Jakarta, gatra.net - Panitia seleksi calon pimpinan Komisi Pemberantasan Korupsi (pansel capim KPK) mengumumkan 20 nama yang telah lulus uji profile assesment. Menanggapi hal ini, Koalisi Kawal Capim KPK mengungkapkan ketidakpuasannya atas 20 nama tersebut.
Menurut anggota Indonesia Corruption Watch (ICW), Kurnia Ramadhana, 20 nama yang diloloskan dalam uji profile assesment itu justru dapat mengancam proses pemberantasan korupsi oleh KPK.
"Justru kita bertolak belakang [dengan pansel] dan kita menganggap masa depan KPK terancam dengan kinerja pansel selama ini. Ketika kami membaca 20 nama yang beredar di masyarakat, begitu," katanya di Kantor YLBHI, Jakarta, Minggu (25/8).
Baca Juga: Saut Situmorang Sindir Pansel Capim KPK
Hal ini didasari lantaran masih ada beberapa capim KPK yang tidak patuh dalam pelaporan Laporan Harta Kekayaan Penyelenggara Negara (LHKPN).
Lebih jauh lagi, menurutnya, terdapat beberapa nama yang masih memiliki catatan kelam di masa lalu. "Misalnya ada figur yang diduga pernah melanggar kode etik di lembaganya terdahulu. Bahkan masyarakat sipil juga yang melaporkan yang bersangkutan," jelas Kurnia.
Selain itu, Kurnia juga mengkritisi sikap pansel yang seolah 'tutup kuping' atas masukan-masukan yang diberikan Koalisi Kawal Capim KPK. Menurutnya, pansel tidak menghiraukan bahkan anti terhadap masukan yang diberikan.

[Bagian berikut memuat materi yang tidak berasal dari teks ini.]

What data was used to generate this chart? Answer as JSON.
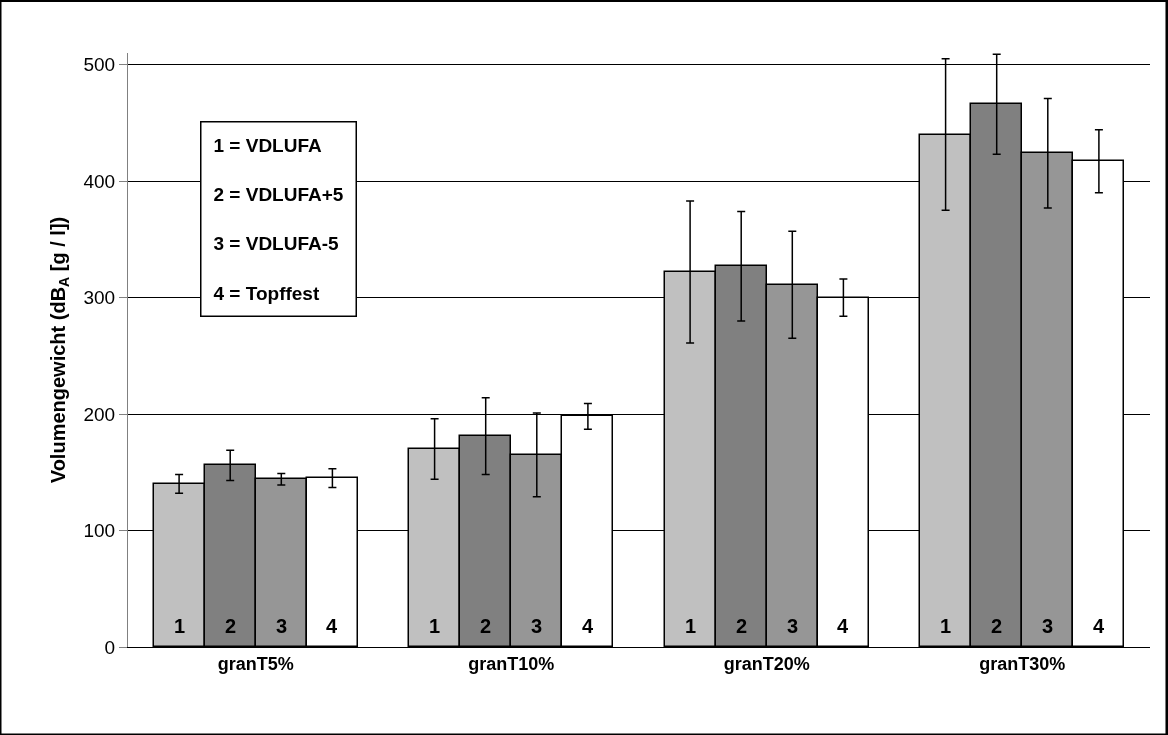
{
  "chart_data": {
    "type": "bar",
    "ylabel": "Volumengewicht (dB$_{A}$ [g / l])",
    "categories": [
      "granT5%",
      "granT10%",
      "granT20%",
      "granT30%"
    ],
    "series": [
      {
        "name": "1",
        "color": "#c0c0c0",
        "values": [
          140,
          170,
          322,
          440
        ],
        "errors": [
          8,
          26,
          61,
          65
        ]
      },
      {
        "name": "2",
        "color": "#808080",
        "values": [
          156,
          181,
          327,
          466
        ],
        "errors": [
          13,
          33,
          47,
          43
        ]
      },
      {
        "name": "3",
        "color": "#969696",
        "values": [
          144,
          165,
          311,
          424
        ],
        "errors": [
          5,
          36,
          46,
          47
        ]
      },
      {
        "name": "4",
        "color": "#ffffff",
        "values": [
          145,
          198,
          300,
          417
        ],
        "errors": [
          8,
          11,
          16,
          27
        ]
      }
    ],
    "ylim": [
      0,
      510
    ],
    "yticks": [
      0,
      100,
      200,
      300,
      400,
      500
    ],
    "grid": "y",
    "legend": false,
    "annotations": [
      "1 = VDLUFA",
      "2 = VDLUFA+5",
      "3 = VDLUFA-5",
      "4 = Topffest"
    ]
  }
}
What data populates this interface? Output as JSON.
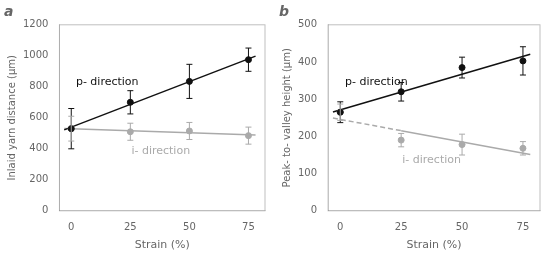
{
  "chart_data": [
    {
      "type": "scatter",
      "title": "a",
      "x_label": "Strain (%)",
      "y_label": "Inlaid yarn distance (μm)",
      "x": [
        0,
        25,
        50,
        75
      ],
      "xlim": [
        -5,
        82
      ],
      "xticks": [
        0,
        25,
        50,
        75
      ],
      "ylim": [
        0,
        1200
      ],
      "yticks": [
        0,
        200,
        400,
        600,
        800,
        1000,
        1200
      ],
      "grid": false,
      "series": [
        {
          "type": "line",
          "color": "#111111",
          "line_style": "solid",
          "x": [
            -3,
            78
          ],
          "values": [
            521.86,
            998.14
          ]
        },
        {
          "type": "line",
          "color": "#aaaaaa",
          "line_style": "solid",
          "x": [
            -3,
            78
          ],
          "values": [
            531.06,
            488.94
          ]
        },
        {
          "type": "scatter",
          "color": "#111111",
          "marker": "circle",
          "values": [
            530,
            700,
            835,
            975
          ],
          "errors": [
            130,
            75,
            110,
            75
          ]
        },
        {
          "type": "scatter",
          "color": "#aaaaaa",
          "marker": "circle",
          "values": [
            530,
            510,
            515,
            485
          ],
          "errors": [
            80,
            55,
            55,
            55
          ]
        }
      ],
      "annotations": [
        {
          "text": "p- direction",
          "color": "#111111"
        },
        {
          "text": "i- direction",
          "color": "#aaaaaa"
        }
      ]
    },
    {
      "type": "scatter",
      "title": "b",
      "x_label": "Strain (%)",
      "y_label": "Peak- to- valley height (μm)",
      "x": [
        0,
        25,
        50,
        75
      ],
      "xlim": [
        -5,
        82
      ],
      "xticks": [
        0,
        25,
        50,
        75
      ],
      "ylim": [
        0,
        500
      ],
      "yticks": [
        0,
        100,
        200,
        300,
        400,
        500
      ],
      "grid": false,
      "series": [
        {
          "type": "line",
          "color": "#111111",
          "line_style": "solid",
          "x": [
            -3,
            78
          ],
          "values": [
            265.652,
            420.848
          ]
        },
        {
          "type": "line",
          "color": "#aaaaaa",
          "line_style": "dashed",
          "x": [
            -3,
            25
          ],
          "values": [
            249.336,
            215.4
          ]
        },
        {
          "type": "line",
          "color": "#aaaaaa",
          "line_style": "solid",
          "x": [
            25,
            78
          ],
          "values": [
            215.4,
            151.164
          ]
        },
        {
          "type": "scatter",
          "color": "#111111",
          "marker": "circle",
          "values": [
            265,
            320,
            385,
            403
          ],
          "errors": [
            28,
            25,
            28,
            38
          ]
        },
        {
          "type": "scatter",
          "color": "#aaaaaa",
          "marker": "circle",
          "values": [
            265,
            190,
            178,
            168
          ],
          "errors": [
            22,
            18,
            28,
            18
          ]
        }
      ],
      "annotations": [
        {
          "text": "p- direction",
          "color": "#111111"
        },
        {
          "text": "i- direction",
          "color": "#aaaaaa"
        }
      ]
    }
  ]
}
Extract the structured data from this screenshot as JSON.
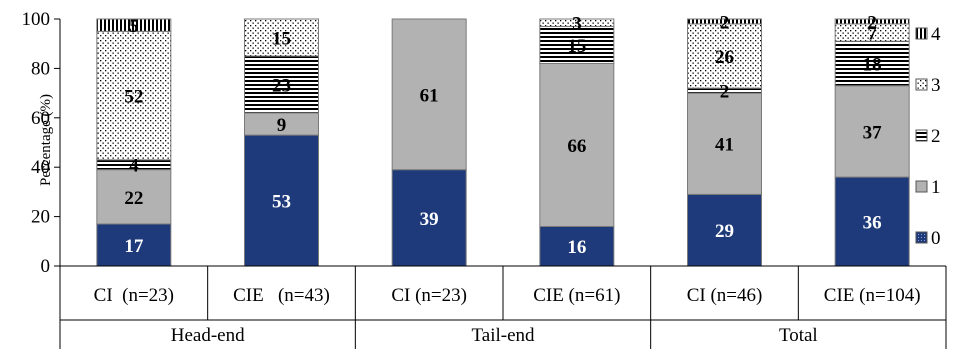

Baca Juga: Pansel Capim KPK Sebut Dapat Rekam Jejak Tak Hanya dari KPK
"Respon yang diberikan oleh pansel acapkali negatif, defensif, bahkan terkesan membela calon pimpinan. Padahal sebagai pansel, mereka seharusnya bersikap kritis dan apriori. Padahal penyikapan atas langkah-Iangkah pansel dalam penjaringan pimpinan KPK bukan hanya oleh kalangan masyarakat sipil antikorupsi, namun sudah mencakup perwakilan organisasi agama hingga mantan pimpinan KPK," jelasnya.
Kinerja pansel mulai dari awal pendafataran hingga seleksi capim pun dinilai sangat bertentangan dengan semangat pemberantasan korupsi. Ia menyoroti setidaknya terdapat enam poin yang bertentangan dengan semangat pemberantasan korupsi yakni isu radikalisme, penegak hukum aktif menjadi pimpinan KPK, kepatuhan LHKPN, Keppres pembentukan pansel yang tidak dapat diakses publik, waktu proses seleksi yang tidak jelas, serta pansel yang menginginkan agar KPK fokus terhadap isu pencegahan.